There is a pinch in this passage that bites deep for a preacher. I often preach further down the road than I have walked. It is part of the preacher’s task to present a grand vision of the fullness of life lived in the Spirit. But woe to me if I fall prey to the illusion that, because I may speak passionately of this journey of faith, I have achieved the heights I seek to glimpse.

I hope I have never given the impression that I believe the lie that I have reached the perfection of a life lived completely in the faith to which I know we are all called.

James is absolutely right, we “all of us make many mistakes.” Over and over I fall short of the beauty, truth, gentleness, light, and compassion that I preach are expressions of my true nature. More times than I can count I have lived as something less than the luminous being I present as God’s vision for my life. I fail at love every day.

I am seldom able to “to keep the whole body in check with a bridle.” Often, I am undisciplined; words pour out of me from a defensive, awkward, guarded place. I am frequently less gentle, open and sensitive than I know God desires for my life. I fail at love every day.

In my faltering, I take heart from the wisdom of Wendell Berry who wrote a “Warning To My Readers” saying,

Do not think me gentle
because I speak in praise
of gentleness, or elegant
because I honor the grace
that keeps this world.
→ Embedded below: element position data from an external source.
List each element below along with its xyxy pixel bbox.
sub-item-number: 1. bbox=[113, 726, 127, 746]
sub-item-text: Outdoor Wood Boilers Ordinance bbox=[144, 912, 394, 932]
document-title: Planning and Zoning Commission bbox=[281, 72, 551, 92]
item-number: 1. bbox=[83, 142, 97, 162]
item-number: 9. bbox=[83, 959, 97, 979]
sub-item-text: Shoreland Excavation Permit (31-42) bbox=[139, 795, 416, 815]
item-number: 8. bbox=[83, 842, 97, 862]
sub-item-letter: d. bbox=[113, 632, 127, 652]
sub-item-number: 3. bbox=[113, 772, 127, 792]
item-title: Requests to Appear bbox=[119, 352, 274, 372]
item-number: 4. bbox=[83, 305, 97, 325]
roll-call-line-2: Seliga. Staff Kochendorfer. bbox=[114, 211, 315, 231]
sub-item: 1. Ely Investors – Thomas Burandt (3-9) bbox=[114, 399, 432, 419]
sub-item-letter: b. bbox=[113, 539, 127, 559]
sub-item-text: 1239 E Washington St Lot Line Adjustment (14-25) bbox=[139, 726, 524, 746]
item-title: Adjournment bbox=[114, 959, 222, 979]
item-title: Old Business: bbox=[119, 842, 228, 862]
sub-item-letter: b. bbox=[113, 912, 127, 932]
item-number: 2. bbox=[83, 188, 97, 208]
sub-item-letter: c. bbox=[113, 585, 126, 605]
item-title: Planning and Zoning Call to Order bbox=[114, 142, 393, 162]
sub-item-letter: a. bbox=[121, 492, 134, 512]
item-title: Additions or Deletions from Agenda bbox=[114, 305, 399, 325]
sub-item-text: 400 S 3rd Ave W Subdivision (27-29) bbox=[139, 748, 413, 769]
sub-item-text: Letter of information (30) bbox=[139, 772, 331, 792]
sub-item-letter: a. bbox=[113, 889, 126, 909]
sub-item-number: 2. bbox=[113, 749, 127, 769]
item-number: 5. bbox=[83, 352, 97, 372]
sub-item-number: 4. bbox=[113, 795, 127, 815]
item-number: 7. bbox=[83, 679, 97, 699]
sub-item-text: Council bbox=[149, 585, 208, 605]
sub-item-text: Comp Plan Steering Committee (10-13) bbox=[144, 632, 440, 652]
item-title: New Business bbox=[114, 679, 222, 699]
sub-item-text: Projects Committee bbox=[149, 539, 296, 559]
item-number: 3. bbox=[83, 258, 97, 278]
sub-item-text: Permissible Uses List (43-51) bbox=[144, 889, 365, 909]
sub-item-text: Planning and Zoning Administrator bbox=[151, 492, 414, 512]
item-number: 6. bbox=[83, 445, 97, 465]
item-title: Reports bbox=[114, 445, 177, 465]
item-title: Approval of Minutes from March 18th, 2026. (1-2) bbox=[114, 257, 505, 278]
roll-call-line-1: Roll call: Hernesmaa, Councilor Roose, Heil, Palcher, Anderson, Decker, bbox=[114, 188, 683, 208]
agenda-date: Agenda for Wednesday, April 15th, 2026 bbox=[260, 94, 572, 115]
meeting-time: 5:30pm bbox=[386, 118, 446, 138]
I am
a man crude as any,
gross of speech, intolerant,
stubborn, angry, full
of fits and furies. That I
may have spoken well
at times, is not natural.
A wonder is what it is.

This is not false modesty. It is simply the reality I share with all people. I am both dark and light. And I am only safe to be around when I acknowledge that I share with all people the conflicted reality of the human condition.